Is there research to show whether your approach of more aggressive management was the right thing to do?
“Community work to prevent infection is the most important, and in the big picture makes the work inside a treatment unit seem trivial. That said, the mortality was around 80 percent at the beginning of the outbreak and decreased to lower than 40 percent by the end. The mortality of folks that were evacuated to Europe or the US was less than 20 percent. Although this isn’t definitive, we feel that over the course of the outbreak we at least helped move clinical care in the right direction. You can’t feel good about an outbreak where nearly 30,000 people got infected and 40 percent of them died, but from a narrow perspective, I think we helped.”

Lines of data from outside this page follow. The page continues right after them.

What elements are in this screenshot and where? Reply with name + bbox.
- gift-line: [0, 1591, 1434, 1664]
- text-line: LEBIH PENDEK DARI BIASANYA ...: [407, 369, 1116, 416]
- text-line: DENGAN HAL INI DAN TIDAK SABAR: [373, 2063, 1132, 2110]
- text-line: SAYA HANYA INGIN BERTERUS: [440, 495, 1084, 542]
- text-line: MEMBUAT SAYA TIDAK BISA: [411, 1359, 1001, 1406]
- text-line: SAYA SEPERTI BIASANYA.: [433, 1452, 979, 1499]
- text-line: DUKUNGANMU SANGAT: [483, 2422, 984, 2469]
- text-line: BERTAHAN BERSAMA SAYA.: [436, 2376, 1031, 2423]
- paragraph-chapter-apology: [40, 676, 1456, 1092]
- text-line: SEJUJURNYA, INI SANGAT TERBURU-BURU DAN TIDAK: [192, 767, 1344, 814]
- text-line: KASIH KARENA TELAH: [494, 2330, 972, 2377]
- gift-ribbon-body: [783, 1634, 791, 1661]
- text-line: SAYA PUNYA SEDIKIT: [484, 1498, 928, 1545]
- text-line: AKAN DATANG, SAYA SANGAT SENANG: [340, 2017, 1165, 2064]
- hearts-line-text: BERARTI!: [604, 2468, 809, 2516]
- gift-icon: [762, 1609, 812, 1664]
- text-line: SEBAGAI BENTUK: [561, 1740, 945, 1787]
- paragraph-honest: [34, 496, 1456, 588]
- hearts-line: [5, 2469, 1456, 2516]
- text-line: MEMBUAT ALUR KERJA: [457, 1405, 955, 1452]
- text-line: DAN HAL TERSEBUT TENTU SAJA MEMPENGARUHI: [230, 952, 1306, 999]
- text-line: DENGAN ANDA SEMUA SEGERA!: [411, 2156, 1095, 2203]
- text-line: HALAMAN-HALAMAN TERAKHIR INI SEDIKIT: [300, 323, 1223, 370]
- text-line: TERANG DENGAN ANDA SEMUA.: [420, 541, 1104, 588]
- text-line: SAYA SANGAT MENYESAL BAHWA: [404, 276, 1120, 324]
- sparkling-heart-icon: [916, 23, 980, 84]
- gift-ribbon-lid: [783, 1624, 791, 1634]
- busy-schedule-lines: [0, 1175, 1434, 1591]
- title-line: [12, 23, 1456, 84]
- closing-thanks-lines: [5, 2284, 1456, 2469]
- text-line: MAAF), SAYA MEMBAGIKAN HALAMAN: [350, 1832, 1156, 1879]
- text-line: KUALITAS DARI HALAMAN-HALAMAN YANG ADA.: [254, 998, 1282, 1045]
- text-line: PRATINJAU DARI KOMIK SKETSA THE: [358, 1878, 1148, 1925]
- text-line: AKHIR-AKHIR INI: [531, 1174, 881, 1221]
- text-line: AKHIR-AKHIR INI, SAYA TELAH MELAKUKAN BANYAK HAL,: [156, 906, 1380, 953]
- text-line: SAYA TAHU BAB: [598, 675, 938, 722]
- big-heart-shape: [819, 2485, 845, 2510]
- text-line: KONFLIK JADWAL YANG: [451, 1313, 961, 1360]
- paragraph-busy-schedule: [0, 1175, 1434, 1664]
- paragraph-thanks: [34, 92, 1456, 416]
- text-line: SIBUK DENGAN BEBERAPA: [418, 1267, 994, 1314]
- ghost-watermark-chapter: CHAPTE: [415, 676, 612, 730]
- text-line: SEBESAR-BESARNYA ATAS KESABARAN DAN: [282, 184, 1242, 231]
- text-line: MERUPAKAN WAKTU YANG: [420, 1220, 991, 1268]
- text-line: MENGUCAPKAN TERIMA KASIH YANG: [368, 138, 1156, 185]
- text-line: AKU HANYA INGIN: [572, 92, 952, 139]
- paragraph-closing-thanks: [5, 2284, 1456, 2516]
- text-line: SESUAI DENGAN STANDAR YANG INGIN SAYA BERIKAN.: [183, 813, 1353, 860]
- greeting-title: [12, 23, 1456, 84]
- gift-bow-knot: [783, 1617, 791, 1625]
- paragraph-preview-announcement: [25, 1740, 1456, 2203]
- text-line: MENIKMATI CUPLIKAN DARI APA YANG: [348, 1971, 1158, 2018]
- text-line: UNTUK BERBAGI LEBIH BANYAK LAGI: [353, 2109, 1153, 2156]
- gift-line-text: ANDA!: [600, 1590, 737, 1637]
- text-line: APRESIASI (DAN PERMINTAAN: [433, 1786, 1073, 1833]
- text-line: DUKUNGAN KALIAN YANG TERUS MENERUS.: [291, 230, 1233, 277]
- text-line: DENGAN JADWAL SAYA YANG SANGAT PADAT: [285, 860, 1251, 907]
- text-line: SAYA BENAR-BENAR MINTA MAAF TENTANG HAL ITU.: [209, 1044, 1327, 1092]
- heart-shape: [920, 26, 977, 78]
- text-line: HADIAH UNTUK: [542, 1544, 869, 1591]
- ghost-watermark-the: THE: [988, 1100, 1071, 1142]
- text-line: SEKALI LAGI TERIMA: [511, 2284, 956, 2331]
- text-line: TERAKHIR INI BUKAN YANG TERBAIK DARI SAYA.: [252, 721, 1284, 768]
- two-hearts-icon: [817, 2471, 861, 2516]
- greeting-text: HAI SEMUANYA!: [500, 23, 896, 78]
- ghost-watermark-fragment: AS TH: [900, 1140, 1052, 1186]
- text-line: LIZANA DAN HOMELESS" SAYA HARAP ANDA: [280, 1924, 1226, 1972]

“A week or so after I was in back in Geneva I had a Thursday night hockey game. I didn’t feel very good and sat out a couple of shifts. I finished the game and thought I was coming down with something. It wasn’t horrible, and we had planned to go skiing that weekend. I had missed a lot of family stuff for the last month and a half, so we went.”
On our way to Zermatt I started to feel really bad. Like unusually bad. At that point I thought, ‘If I am rational about this, Ebola would be near the top of the differential!’
“We checked into our hotel and I quarantined myself in my room. I felt like shit for the next 36 hours. I thought it could be malaria or bacterial gastro, so I treated myself for those. And then, slowly, I started to feel better.”
You must have been scared.
“I was very close to figuring out how I was going to get back to a hospital in Geneva that would be able to deal with my Ebola.”